In addition various works argue for an exacerbated peripheral consumption of CD4+T-cells. Decreased T-cell responses as well as increased T-cell activation and apoptosis have been reported in ICL [136-138]. In terms of CD4+T-cells activation, studies have reported enhanced propensity of ICL T-cells to undergo apoptosis, a process partially dependent on Fas and Fas ligand overexpression [137]. Markers for cell activation and turn-over, as indicated by HLA-DR, Ki-67 expression and BrdU labelling are also increased in CD4+T-cells and this was inversely correlated with blood CD4+T-cell counts [138]. In another report, abnormal CD4+T-cells cycling was associated with levels of plasma lipopolysaccharide resulting from microbial translocation [139]. Therefore, immune activation and preferential loss of naive T-cells in ICL could result from chronic and persistent stimulation by an unidentified pathogen [122]. Mechanistic studies have also pointed out a defective TCR signal transduction in ICL raising the possibility that persistent T-cell activation leads to defective TCR signaling and may contribute to T-cell depletion [130-132]. Increased levels of the homeostatic cytokineIL7 in the sera of ICL patients inversely correlate with those of blood naive CD4+T-cells and may reflect the triggering of a homeostatic response in order to restore normal CD4+T-cell counts [133, 137, 140]. This accumulation of IL7 likely results from both a diminished consumption of the cytokine and a decrease of IL7 receptor α chain expression (CD127) on the reduced T-cell pool. Moreover the induction of phospho-STAT5 after IL7 stimulation was decreased in residual memory CD4+T-cells of some ICL patients. These data suggest that high serum IL7 levels do not necessarily represent a compensatory response but may be further accentuating T-cell apoptosis and lymphopenia [141, 142]. In addition, while one study reported a successful therapy with IL2, decreased IL2 responses correlated with impaired IL7 responses, which may account for the loss of CD4+T-cells homeostasis in ICL [142-144].

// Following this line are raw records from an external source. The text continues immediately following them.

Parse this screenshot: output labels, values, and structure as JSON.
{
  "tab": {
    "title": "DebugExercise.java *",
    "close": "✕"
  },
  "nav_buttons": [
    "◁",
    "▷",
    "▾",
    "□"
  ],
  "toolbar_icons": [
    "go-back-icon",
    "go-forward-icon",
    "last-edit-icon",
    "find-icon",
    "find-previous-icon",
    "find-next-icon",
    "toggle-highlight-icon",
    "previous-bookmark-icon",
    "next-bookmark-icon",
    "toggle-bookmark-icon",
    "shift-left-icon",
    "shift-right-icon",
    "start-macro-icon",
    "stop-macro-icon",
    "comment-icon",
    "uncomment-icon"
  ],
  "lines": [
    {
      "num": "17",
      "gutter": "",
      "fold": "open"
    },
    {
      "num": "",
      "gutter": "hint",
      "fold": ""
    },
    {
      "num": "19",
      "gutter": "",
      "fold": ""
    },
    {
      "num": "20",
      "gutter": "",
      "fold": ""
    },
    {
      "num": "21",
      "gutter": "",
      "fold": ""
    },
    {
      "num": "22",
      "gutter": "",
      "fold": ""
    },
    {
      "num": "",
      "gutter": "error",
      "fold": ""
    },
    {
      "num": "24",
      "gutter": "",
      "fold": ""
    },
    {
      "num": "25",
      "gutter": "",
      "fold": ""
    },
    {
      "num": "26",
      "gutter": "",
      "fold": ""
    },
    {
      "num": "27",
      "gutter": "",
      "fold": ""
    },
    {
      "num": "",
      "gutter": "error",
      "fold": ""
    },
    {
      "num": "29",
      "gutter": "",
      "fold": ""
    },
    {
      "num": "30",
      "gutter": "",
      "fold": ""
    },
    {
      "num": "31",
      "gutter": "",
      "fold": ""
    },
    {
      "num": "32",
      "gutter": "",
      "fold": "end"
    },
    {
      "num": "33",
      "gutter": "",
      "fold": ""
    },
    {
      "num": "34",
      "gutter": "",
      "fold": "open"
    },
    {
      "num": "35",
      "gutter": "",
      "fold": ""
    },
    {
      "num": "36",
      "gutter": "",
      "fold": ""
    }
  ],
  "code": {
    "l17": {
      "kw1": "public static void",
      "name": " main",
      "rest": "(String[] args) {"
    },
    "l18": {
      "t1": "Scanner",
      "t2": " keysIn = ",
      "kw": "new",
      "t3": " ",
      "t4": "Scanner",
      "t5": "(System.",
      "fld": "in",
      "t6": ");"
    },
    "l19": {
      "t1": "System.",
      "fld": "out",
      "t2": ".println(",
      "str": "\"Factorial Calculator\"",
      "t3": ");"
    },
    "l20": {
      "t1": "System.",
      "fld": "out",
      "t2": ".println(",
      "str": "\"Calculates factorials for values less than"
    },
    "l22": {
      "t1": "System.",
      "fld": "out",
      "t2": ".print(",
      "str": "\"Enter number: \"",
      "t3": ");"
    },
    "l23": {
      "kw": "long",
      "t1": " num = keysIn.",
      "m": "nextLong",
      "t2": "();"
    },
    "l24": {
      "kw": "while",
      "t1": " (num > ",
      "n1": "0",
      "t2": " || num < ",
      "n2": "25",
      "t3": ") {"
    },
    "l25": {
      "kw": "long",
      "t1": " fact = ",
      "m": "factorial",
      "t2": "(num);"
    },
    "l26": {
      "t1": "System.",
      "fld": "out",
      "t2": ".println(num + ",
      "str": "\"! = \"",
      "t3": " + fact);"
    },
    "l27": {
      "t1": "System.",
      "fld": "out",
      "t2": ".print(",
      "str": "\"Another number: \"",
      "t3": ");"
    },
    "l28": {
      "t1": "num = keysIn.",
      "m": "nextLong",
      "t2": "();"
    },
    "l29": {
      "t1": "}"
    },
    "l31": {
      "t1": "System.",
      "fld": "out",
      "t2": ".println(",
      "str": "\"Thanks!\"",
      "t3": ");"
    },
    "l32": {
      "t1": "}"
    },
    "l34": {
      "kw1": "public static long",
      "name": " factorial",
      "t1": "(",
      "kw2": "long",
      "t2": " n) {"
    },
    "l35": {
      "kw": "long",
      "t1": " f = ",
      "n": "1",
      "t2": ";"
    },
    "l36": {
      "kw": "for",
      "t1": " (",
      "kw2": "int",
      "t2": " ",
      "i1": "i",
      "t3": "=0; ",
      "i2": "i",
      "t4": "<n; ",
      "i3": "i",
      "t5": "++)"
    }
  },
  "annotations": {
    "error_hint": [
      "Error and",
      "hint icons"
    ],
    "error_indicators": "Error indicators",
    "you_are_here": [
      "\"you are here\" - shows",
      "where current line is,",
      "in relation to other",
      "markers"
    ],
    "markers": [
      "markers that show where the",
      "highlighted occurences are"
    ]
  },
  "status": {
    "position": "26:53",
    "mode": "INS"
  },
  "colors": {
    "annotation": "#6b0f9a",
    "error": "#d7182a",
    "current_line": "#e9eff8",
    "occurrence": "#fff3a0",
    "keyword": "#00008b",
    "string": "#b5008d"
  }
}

Regarding the CXCR4/CXCL12 axis, some studies demonstrated it role for T-cell production, homing, positioning and activation within secondary lymphoid tissues. Furthermore, alterations of CXCR4 expression or activity are likely to severely impact T-cell differentiation and trafficking. Thus, we hypothesized that expression or function of CXCR4 could be altered in ICL causing CD4+T-cells alteration. Thus,ICL may mirror WHIM Syndrome as we observed decreased CXCR4 expression on CD4+T-cells in ICL. We contributed to the identification of a defect in CXCR4 expression at the surface of CD4+T-cells from 6 ICL patients with concomitant intracellular accumulation of CXCR4 and CXCL12. This suggested a defective intracellular routing of the chemokines/chemokines receptors complex. Analyses of CXCR4 fate following CXCL12 stimulation indicated that CXCR4 preserved its ability to internalize, but thereafter poorly recycled back to the plasma membrane of ICL T-cells. Altered membrane CXCR4 recovery resulted in a loss of CXCR4 function, as illustrated by the impaired CXCL12-promoted chemotaxis of ICL CD4+T-cells [144]. These results were recently extended to 20 newly ICL patients and suggest that impaired membrane CXCR4 expression may contribute to the defective CD4+T-cell homeostasis in the periphery but also in the thymus.

Altogether, ICL is a complex disorder with impaired membrane CXCR4 expression in peripheral lymphoid populations and in progenitors, possibly explaining the downstream lymphocytopenia. Deciphering the reasons for such dysfunction will help us discover new molecular targets for immune cell therapy. In this context, we derived induced pluripotent stem cells iPSCs, from CD4+T-cells of an ICL patient; this will offer unprecedented opportunities to study T-cell differentiation in this disease.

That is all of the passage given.